A student added 50.0 mL of an NaOH solution to 100.0 mL of 0.400 M HCl. The solution was then treated with an excess of aqueous chromium(III) nitrate, resulting in formation of 2.06 g of precipitate. Determine the concentration of the NaOH solution

We're given that 50.0 mL of an NaOH solution is added to 100.0 mL of a 0.400 M HCl solution. Also, the solution forms 2.06 g of precipitate when treated with chromium(III) nitrate. First, let's list the relevant chemical reactions: 1. Neutralization reaction between NaOH and HCl: NaOH(aq) + HCl(aq) -> NaCl(aq) + H2O(l) 2. Reaction between remaining OH- ions and Cr(NO3)3: 3OH^(-)(aq) + Cr(NO3)3(aq) -> Cr(OH)3(s) + 3NO3^(-)(aq) The molar mass of Cr(OH)3 is: 51.996 (Cr) + 3(15.999) (O) + 3(1.008) (H) = 151.994 g/mol Mole calculation formula for given mass: n = mass / molar mass The concentration formula: C = n / V

To determine the number of moles of Cr(OH)3 precipitate formed, we need to divide the mass of Cr(OH)3 by its molar mass: n(Cr(OH)3) = (mass of Cr(OH)3) / (molar mass of Cr(OH)3) n(Cr(OH)3) = 2.06 g / 151.994 g/mol = 0.01355 mol From the stoichiometry of the reaction between OH- ions and Cr(NO3)3, 1 unit of Cr(OH)3 precipitate is formed by reacting 3 units of OH- ions. So, we'll multiply the moles of precipitate by 3 to find moles of OH- ions. n(OH-) = 3 * n(Cr(OH)3) n(OH-) = 3 * 0.01355 mol = 0.04065 mol

Moles of HCl = (volume of HCl solution) * (concentration of HCl solution) n(HCl) = 100.0 mL * 0.400 mol/L = 0.0400 mol (considering volume in L, 100.0 mL = 0.100 L) Initially, the moles of NaOH needed to neutralize the given moles of HCl will be equal to the moles of HCl (as in the neutralization reaction, one mole of NaOH reacts with one mole of HCl).
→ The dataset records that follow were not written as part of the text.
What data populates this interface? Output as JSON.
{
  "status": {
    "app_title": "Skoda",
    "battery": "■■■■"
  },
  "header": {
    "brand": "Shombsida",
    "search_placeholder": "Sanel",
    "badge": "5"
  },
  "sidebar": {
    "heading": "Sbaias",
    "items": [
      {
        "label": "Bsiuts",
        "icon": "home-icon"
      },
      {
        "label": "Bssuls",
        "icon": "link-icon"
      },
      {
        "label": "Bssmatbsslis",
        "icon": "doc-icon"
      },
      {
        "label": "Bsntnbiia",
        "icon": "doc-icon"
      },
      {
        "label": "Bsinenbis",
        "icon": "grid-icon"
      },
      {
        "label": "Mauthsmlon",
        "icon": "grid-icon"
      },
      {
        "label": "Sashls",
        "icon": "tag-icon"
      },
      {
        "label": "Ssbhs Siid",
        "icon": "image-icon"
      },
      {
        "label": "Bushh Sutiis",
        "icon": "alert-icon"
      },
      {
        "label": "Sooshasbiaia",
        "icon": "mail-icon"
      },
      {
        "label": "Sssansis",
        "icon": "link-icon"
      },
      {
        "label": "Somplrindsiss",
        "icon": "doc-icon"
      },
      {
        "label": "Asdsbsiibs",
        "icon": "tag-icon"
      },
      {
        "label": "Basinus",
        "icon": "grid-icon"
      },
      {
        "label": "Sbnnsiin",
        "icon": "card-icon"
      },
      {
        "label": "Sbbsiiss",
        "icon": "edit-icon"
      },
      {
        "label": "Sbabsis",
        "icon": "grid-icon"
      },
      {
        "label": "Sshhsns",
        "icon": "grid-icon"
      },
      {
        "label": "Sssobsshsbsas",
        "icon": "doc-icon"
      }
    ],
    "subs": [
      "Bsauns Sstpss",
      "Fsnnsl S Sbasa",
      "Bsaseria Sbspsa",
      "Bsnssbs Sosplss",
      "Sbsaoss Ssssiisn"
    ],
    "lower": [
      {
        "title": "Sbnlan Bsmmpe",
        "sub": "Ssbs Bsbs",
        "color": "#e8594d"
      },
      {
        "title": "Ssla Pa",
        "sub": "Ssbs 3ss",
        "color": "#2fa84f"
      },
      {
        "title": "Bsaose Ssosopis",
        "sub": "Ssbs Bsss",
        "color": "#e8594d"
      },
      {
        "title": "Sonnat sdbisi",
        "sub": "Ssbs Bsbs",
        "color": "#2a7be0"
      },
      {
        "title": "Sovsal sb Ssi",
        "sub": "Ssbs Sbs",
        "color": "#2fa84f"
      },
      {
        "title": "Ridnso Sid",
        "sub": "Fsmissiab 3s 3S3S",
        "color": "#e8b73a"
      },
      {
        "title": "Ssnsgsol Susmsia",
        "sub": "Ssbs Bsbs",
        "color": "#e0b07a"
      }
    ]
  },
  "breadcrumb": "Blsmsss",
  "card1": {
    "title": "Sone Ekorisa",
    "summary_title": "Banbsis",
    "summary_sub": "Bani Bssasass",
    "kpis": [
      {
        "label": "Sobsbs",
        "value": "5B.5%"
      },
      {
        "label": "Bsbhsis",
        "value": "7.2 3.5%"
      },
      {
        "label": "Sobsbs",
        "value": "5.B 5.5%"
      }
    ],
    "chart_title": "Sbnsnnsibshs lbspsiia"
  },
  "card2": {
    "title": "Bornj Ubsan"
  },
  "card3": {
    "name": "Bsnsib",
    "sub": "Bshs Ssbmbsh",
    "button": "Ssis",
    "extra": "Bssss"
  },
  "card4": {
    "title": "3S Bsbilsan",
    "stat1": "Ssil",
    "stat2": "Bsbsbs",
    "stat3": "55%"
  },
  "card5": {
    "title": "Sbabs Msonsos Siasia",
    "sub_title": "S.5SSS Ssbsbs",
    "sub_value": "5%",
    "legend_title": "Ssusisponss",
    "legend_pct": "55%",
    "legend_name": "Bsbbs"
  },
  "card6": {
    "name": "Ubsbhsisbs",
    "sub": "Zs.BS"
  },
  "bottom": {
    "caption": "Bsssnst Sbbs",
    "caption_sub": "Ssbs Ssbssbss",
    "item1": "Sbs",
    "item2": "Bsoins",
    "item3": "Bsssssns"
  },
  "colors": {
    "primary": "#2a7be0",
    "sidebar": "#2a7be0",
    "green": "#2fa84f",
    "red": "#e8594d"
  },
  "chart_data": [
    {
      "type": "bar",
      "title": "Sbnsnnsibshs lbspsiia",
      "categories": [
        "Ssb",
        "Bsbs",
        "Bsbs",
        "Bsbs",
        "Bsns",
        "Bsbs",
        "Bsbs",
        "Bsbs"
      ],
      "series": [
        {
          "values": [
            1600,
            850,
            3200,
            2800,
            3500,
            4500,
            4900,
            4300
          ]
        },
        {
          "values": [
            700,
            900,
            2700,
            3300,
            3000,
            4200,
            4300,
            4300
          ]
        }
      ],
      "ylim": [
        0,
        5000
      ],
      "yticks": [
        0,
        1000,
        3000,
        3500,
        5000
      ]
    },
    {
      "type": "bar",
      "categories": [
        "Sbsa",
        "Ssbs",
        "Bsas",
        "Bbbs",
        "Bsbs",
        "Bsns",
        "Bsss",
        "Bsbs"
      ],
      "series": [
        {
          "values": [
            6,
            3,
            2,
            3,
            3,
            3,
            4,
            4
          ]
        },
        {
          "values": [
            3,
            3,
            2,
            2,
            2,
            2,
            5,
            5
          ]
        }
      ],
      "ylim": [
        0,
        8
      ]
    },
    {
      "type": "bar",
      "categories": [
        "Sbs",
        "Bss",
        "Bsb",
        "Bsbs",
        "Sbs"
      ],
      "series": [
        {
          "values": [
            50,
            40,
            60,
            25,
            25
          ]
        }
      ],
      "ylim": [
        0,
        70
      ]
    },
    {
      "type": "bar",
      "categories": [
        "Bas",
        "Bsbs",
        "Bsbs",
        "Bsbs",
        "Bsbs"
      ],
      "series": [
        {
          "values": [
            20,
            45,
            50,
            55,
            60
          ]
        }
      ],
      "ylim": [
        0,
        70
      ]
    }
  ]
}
Subtracting these moles from the total moles of OH- ions will give us the moles of NaOH in 50.0 mL. n(NaOH) = n(OH-) - n(HCl) n(NaOH) = 0.04065 mol - 0.0400 mol = 0.00065 mol Now, let's find the concentration of the NaOH solution using the moles of NaOH and volume of NaOH solution: C(NaOH) = n(NaOH) / V(NaOH) C(NaOH) = 0.00065 mol / 0.050 L = 0.0130 M So, the concentration of the NaOH solution is 0.0130 M.